I learned from emeritus CSU professor Ward Whicker about 20 years ago that background deposits of plutonium from global fallout in soil along the Front Range of the Rockies in Colorado averages 0.04 pCi/g, plus or minus a factor of 2 (ranging therefore from 0.02 pCi/g to 0.08 pCi/g). I believe the determination of this number was made in the 1970s. The late Ed Martell, NCAR radiochemist, insisted that some people would become ill and die as a result of exposure to background plutonium distributed around the world. Here in the Denver area we’ve always wanted to know the effects of Rocky Flats, so we’ve tried to distinguish between background plutonium deposits and the plutonium released from Rocky Flats. If in fact plutonium released from Rocky Flats that was detected in the soil forty years ago by Krey and Hardy has blown away, what has happened to so-called background deposits?
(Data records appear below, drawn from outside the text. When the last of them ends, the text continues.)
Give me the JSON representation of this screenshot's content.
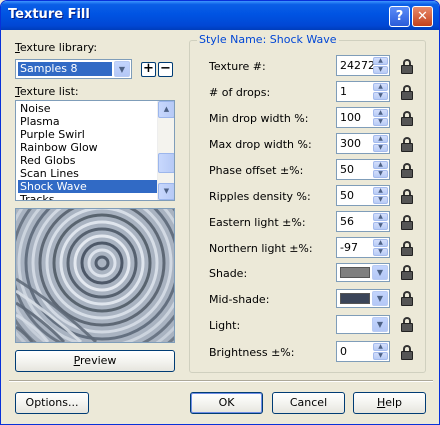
{
  "window": {
    "title": "Texture Fill",
    "help_symbol": "?",
    "close_symbol": "✕"
  },
  "library": {
    "label_prefix": "T",
    "label_rest": "exture library:",
    "selected": "Samples 8",
    "add_symbol": "+",
    "remove_symbol": "−"
  },
  "texture_list": {
    "label_prefix": "T",
    "label_rest": "exture list:",
    "items": [
      "Noise",
      "Plasma",
      "Purple Swirl",
      "Rainbow Glow",
      "Red Globs",
      "Scan Lines",
      "Shock Wave",
      "Tracks"
    ],
    "selected": "Shock Wave"
  },
  "preview_button": {
    "label_prefix": "P",
    "label_rest": "review"
  },
  "style": {
    "group_title": "Style Name: Shock Wave",
    "fields": [
      {
        "label": "Texture #:",
        "value": "24272"
      },
      {
        "label": "# of drops:",
        "value": "1"
      },
      {
        "label": "Min drop width %:",
        "value": "100"
      },
      {
        "label": "Max drop width %:",
        "value": "300"
      },
      {
        "label": "Phase offset ±%:",
        "value": "50"
      },
      {
        "label": "Ripples density %:",
        "value": "50"
      },
      {
        "label": "Eastern light ±%:",
        "value": "56"
      },
      {
        "label": "Northern light ±%:",
        "value": "-97"
      }
    ],
    "colors": [
      {
        "label": "Shade:",
        "color": "#7f7f7f"
      },
      {
        "label": "Mid-shade:",
        "color": "#3a4458"
      },
      {
        "label": "Light:",
        "color": "#ffffff"
      }
    ],
    "brightness": {
      "label": "Brightness ±%:",
      "value": "0"
    }
  },
  "footer": {
    "options": "Options...",
    "options_mnemonic_index": 0,
    "ok": "OK",
    "cancel": "Cancel",
    "help_prefix": "H",
    "help_rest": "elp"
  },
  "icons": {
    "dropdown": "chevron-down-icon",
    "spin_up": "spin-up-icon",
    "spin_down": "spin-down-icon",
    "lock": "lock-icon"
  },
  "colors": {
    "title_bar": "#0054e3",
    "selection": "#316ac5",
    "group_title": "#0046d5",
    "dialog_bg": "#ece9d8"
  }
}
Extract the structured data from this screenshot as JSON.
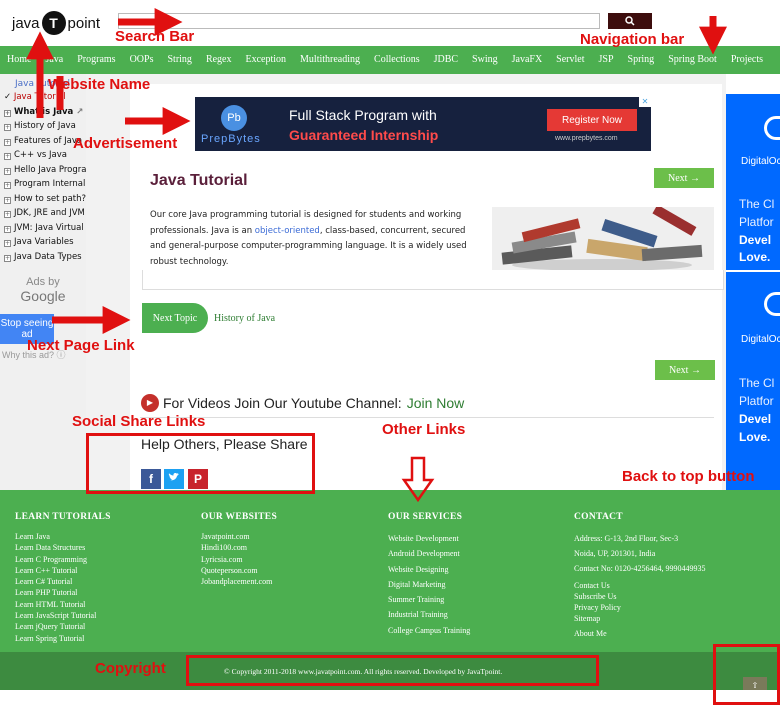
{
  "header": {
    "logo_left": "java",
    "logo_mark": "T",
    "logo_right": "point",
    "search_value": "",
    "search_icon": "magnifier-icon"
  },
  "nav": [
    "Home",
    "Java",
    "Programs",
    "OOPs",
    "String",
    "Regex",
    "Exception",
    "Multithreading",
    "Collections",
    "JDBC",
    "Swing",
    "JavaFX",
    "Servlet",
    "JSP",
    "Spring",
    "Spring Boot",
    "Projects"
  ],
  "sidebar": {
    "head": "Java Tutorial",
    "items": [
      {
        "label": "Java Tutorial",
        "active": true
      },
      {
        "label": "What is Java",
        "bold": true
      },
      {
        "label": "History of Java"
      },
      {
        "label": "Features of Java"
      },
      {
        "label": "C++ vs Java"
      },
      {
        "label": "Hello Java Program"
      },
      {
        "label": "Program Internal"
      },
      {
        "label": "How to set path?"
      },
      {
        "label": "JDK, JRE and JVM"
      },
      {
        "label": "JVM: Java Virtual Machine"
      },
      {
        "label": "Java Variables"
      },
      {
        "label": "Java Data Types"
      }
    ]
  },
  "left_ad": {
    "ads_by": "Ads by",
    "google": "Google",
    "stop_label": "Stop seeing ad",
    "why": "Why this ad?"
  },
  "ad_banner": {
    "logo": "Pb",
    "brand": "PrepBytes",
    "line1": "Full Stack Program with",
    "line2": "Guaranteed Internship",
    "button": "Register Now",
    "url": "www.prepbytes.com"
  },
  "content": {
    "title": "Java Tutorial",
    "next_label": "Next →",
    "intro_before": "Our core Java programming tutorial is designed for students and working professionals. Java is an ",
    "intro_link": "object-oriented",
    "intro_after": ", class-based, concurrent, secured and general-purpose computer-programming language. It is a widely used robust technology.",
    "next_topic_btn": "Next Topic",
    "next_topic_link": "History of Java",
    "youtube_text": "For Videos Join Our Youtube Channel:",
    "youtube_link": "Join Now",
    "share_title": "Help Others, Please Share"
  },
  "right_ad": {
    "name": "DigitalOcean",
    "line1": "The Cl",
    "line2": "Platfor",
    "line3": "Devel",
    "line4": "Love."
  },
  "footer": {
    "tutorials_title": "LEARN TUTORIALS",
    "tutorials": [
      "Learn Java",
      "Learn Data Structures",
      "Learn C Programming",
      "Learn C++ Tutorial",
      "Learn C# Tutorial",
      "Learn PHP Tutorial",
      "Learn HTML Tutorial",
      "Learn JavaScript Tutorial",
      "Learn jQuery Tutorial",
      "Learn Spring Tutorial"
    ],
    "websites_title": "OUR WEBSITES",
    "websites": [
      "Javatpoint.com",
      "Hindi100.com",
      "Lyricsia.com",
      "Quoteperson.com",
      "Jobandplacement.com"
    ],
    "services_title": "OUR SERVICES",
    "services": [
      "Website Development",
      "Android Development",
      "Website Designing",
      "Digital Marketing",
      "Summer Training",
      "Industrial Training",
      "College Campus Training"
    ],
    "contact_title": "CONTACT",
    "address1": "Address: G-13, 2nd Floor, Sec-3",
    "address2": "Noida, UP, 201301, India",
    "contact_no": "Contact No: 0120-4256464, 9990449935",
    "contact_links": [
      "Contact Us",
      "Subscribe Us",
      "Privacy Policy",
      "Sitemap"
    ],
    "about": "About Me",
    "copyright": "© Copyright 2011-2018 www.javatpoint.com. All rights reserved. Developed by JavaTpoint.",
    "back_top_icon": "arrow-up-icon"
  },
  "annotations": {
    "search_bar": "Search Bar",
    "website_name": "Website Name",
    "navigation_bar": "Navigation bar",
    "advertisement": "Advertisement",
    "next_page_link": "Next Page Link",
    "social_share": "Social Share Links",
    "other_links": "Other Links",
    "back_to_top": "Back to top button",
    "copyright": "Copyright",
    "color": "#e01010"
  }
}
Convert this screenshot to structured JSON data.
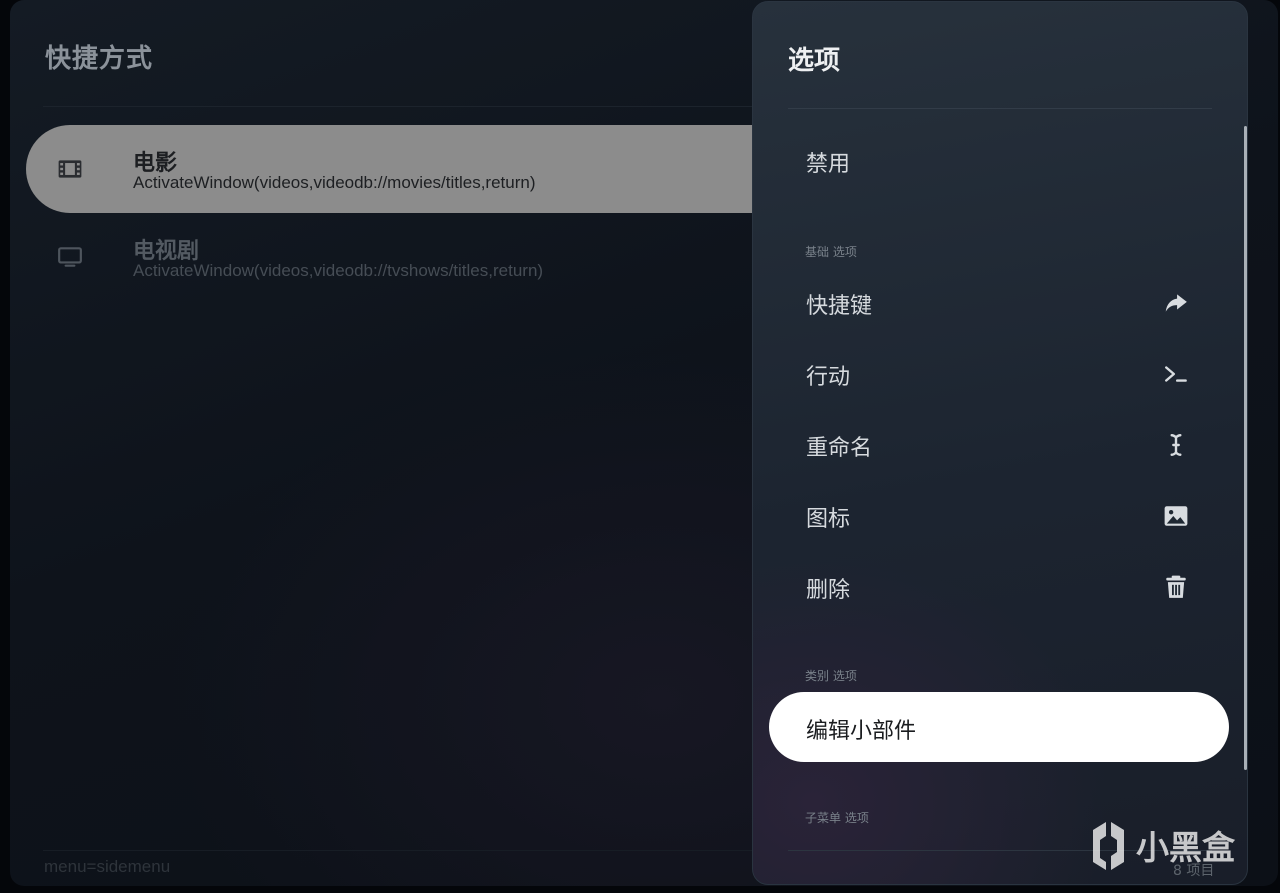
{
  "left": {
    "title": "快捷方式",
    "items": [
      {
        "label": "电影",
        "path": "ActivateWindow(videos,videodb://movies/titles,return)",
        "icon": "film-icon",
        "selected": true
      },
      {
        "label": "电视剧",
        "path": "ActivateWindow(videos,videodb://tvshows/titles,return)",
        "icon": "monitor-icon",
        "selected": false
      }
    ],
    "footer": "menu=sidemenu"
  },
  "panel": {
    "title": "选项",
    "disable_label": "禁用",
    "group_basic": "基础 选项",
    "basic_items": [
      {
        "label": "快捷键",
        "icon": "share-arrow-icon"
      },
      {
        "label": "行动",
        "icon": "terminal-icon"
      },
      {
        "label": "重命名",
        "icon": "text-cursor-icon"
      },
      {
        "label": "图标",
        "icon": "image-icon"
      },
      {
        "label": "删除",
        "icon": "trash-icon"
      }
    ],
    "group_category": "类别 选项",
    "category_items": [
      {
        "label": "编辑小部件",
        "focused": true
      }
    ],
    "group_submenu": "子菜单 选项",
    "count": "8 项目"
  },
  "colors": {
    "selected_row": "#8c8c8c",
    "focused_pill": "#ffffff",
    "panel_bg": "#1f2833",
    "background": "#0e131b"
  },
  "watermark": {
    "text": "小黑盒",
    "icon": "xiaoheihe-logo-icon"
  }
}
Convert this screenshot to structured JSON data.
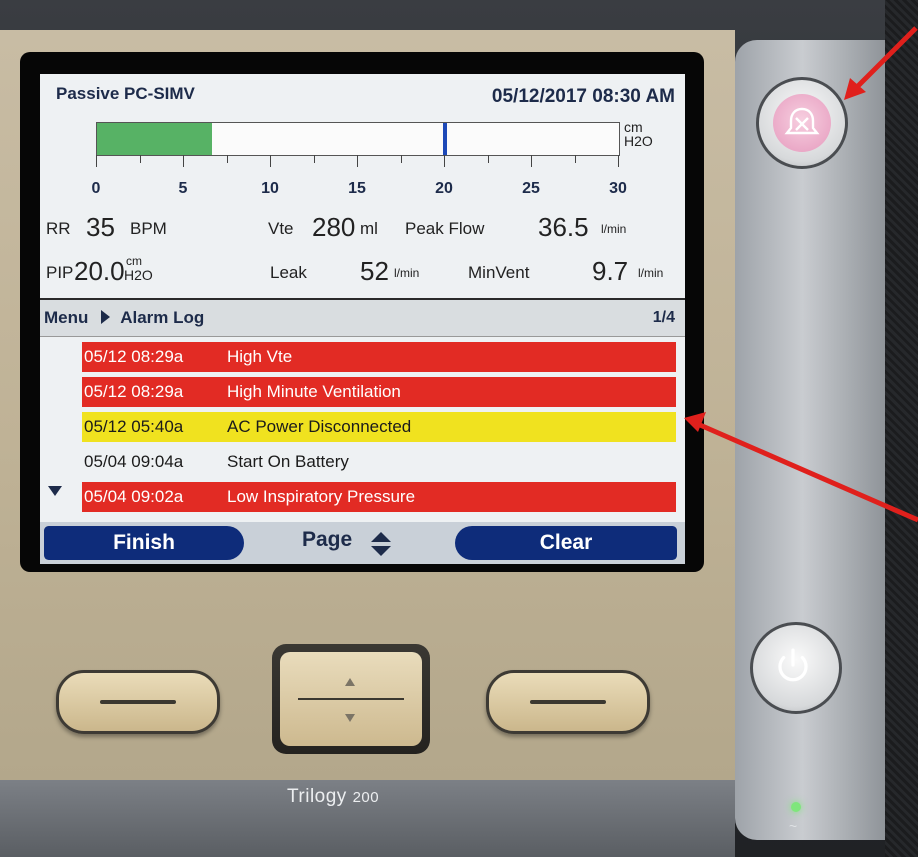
{
  "header": {
    "mode": "Passive PC-SIMV",
    "datetime": "05/12/2017 08:30 AM"
  },
  "pressure_gauge": {
    "unit_line1": "cm",
    "unit_line2": "H2O",
    "scale": [
      "0",
      "5",
      "10",
      "15",
      "20",
      "25",
      "30"
    ],
    "range": [
      0,
      30
    ],
    "fill_value": 6.6,
    "marker_value": 20,
    "fill_color": "#57b265",
    "marker_color": "#1d49b8"
  },
  "parameters": {
    "rr_label": "RR",
    "rr_value": "35",
    "rr_unit": "BPM",
    "vte_label": "Vte",
    "vte_value": "280",
    "vte_unit": "ml",
    "peakflow_label": "Peak Flow",
    "peakflow_value": "36.5",
    "peakflow_unit": "l/min",
    "pip_label": "PIP",
    "pip_value": "20.0",
    "pip_unit_top": "cm",
    "pip_unit_bottom": "H2O",
    "leak_label": "Leak",
    "leak_value": "52",
    "leak_unit": "l/min",
    "minvent_label": "MinVent",
    "minvent_value": "9.7",
    "minvent_unit": "l/min"
  },
  "menu": {
    "root": "Menu",
    "current": "Alarm Log",
    "page": "1/4"
  },
  "alarms": [
    {
      "time": "05/12 08:29a",
      "message": "High Vte",
      "level": "high",
      "color": "#e22b24"
    },
    {
      "time": "05/12 08:29a",
      "message": "High Minute Ventilation",
      "level": "high",
      "color": "#e22b24"
    },
    {
      "time": "05/12 05:40a",
      "message": "AC Power Disconnected",
      "level": "medium",
      "color": "#f0e21f"
    },
    {
      "time": "05/04 09:04a",
      "message": "Start On Battery",
      "level": "info",
      "color": "#eef1f3"
    },
    {
      "time": "05/04 09:02a",
      "message": "Low Inspiratory Pressure",
      "level": "high",
      "color": "#e22b24"
    }
  ],
  "softkeys": {
    "left": "Finish",
    "center": "Page",
    "right": "Clear"
  },
  "device": {
    "brand": "Trilogy",
    "model": "200",
    "status_symbol": "~"
  },
  "icons": {
    "alarm_silence": "alarm-silence-icon",
    "power": "power-icon",
    "scroll_down": "triangle-down-icon",
    "page_updown": "up-down-arrows-icon"
  },
  "annotation_color": "#e0201c"
}
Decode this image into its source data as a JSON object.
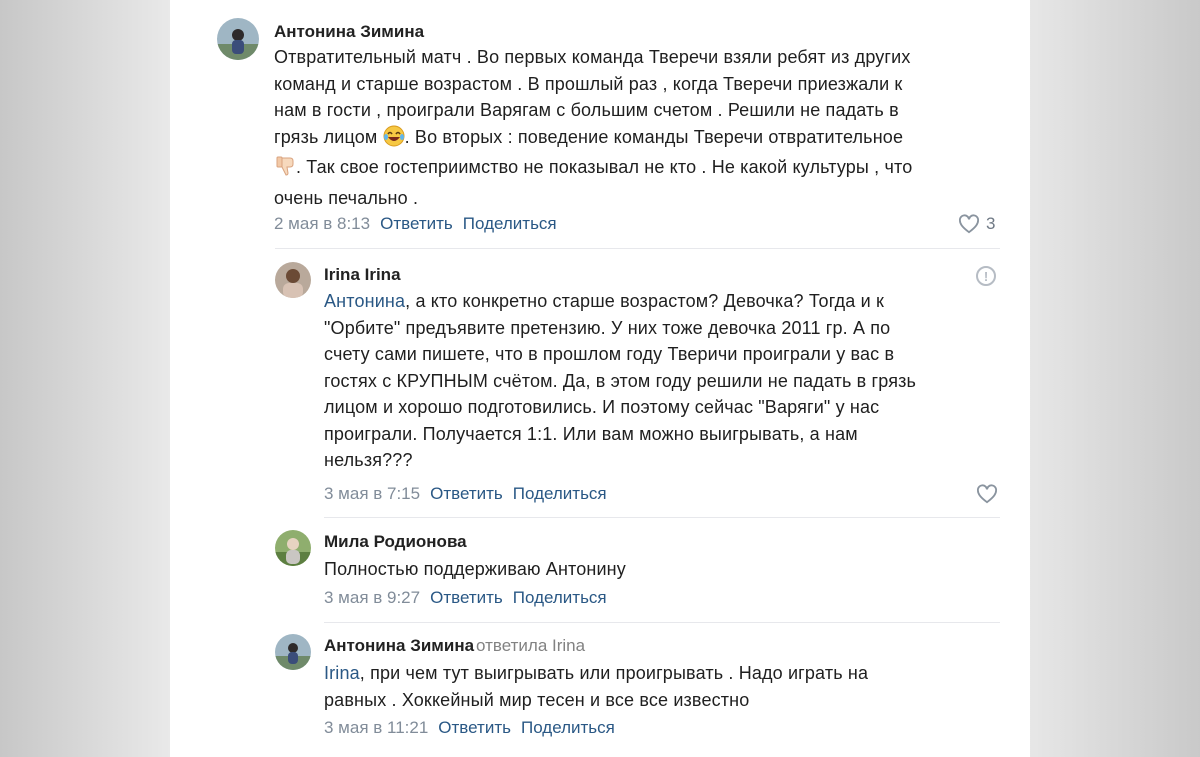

Hasn’t it blown away as well? With the decline of atmospheric testing of nuclear weapons less plutonium is available from fallout. We need a new study to determine current average levels of plutonium in soil from global fallout along the Front Range. I suspect such a study would demonstrate that we are comparing current plutonium soil sampling results with an average background number that is inflated because it is outdated. It may be that samples that we regard as “no more than background” in fact are well above background. Who would like to join me in asking EPA and CDPHE to conduct such a study?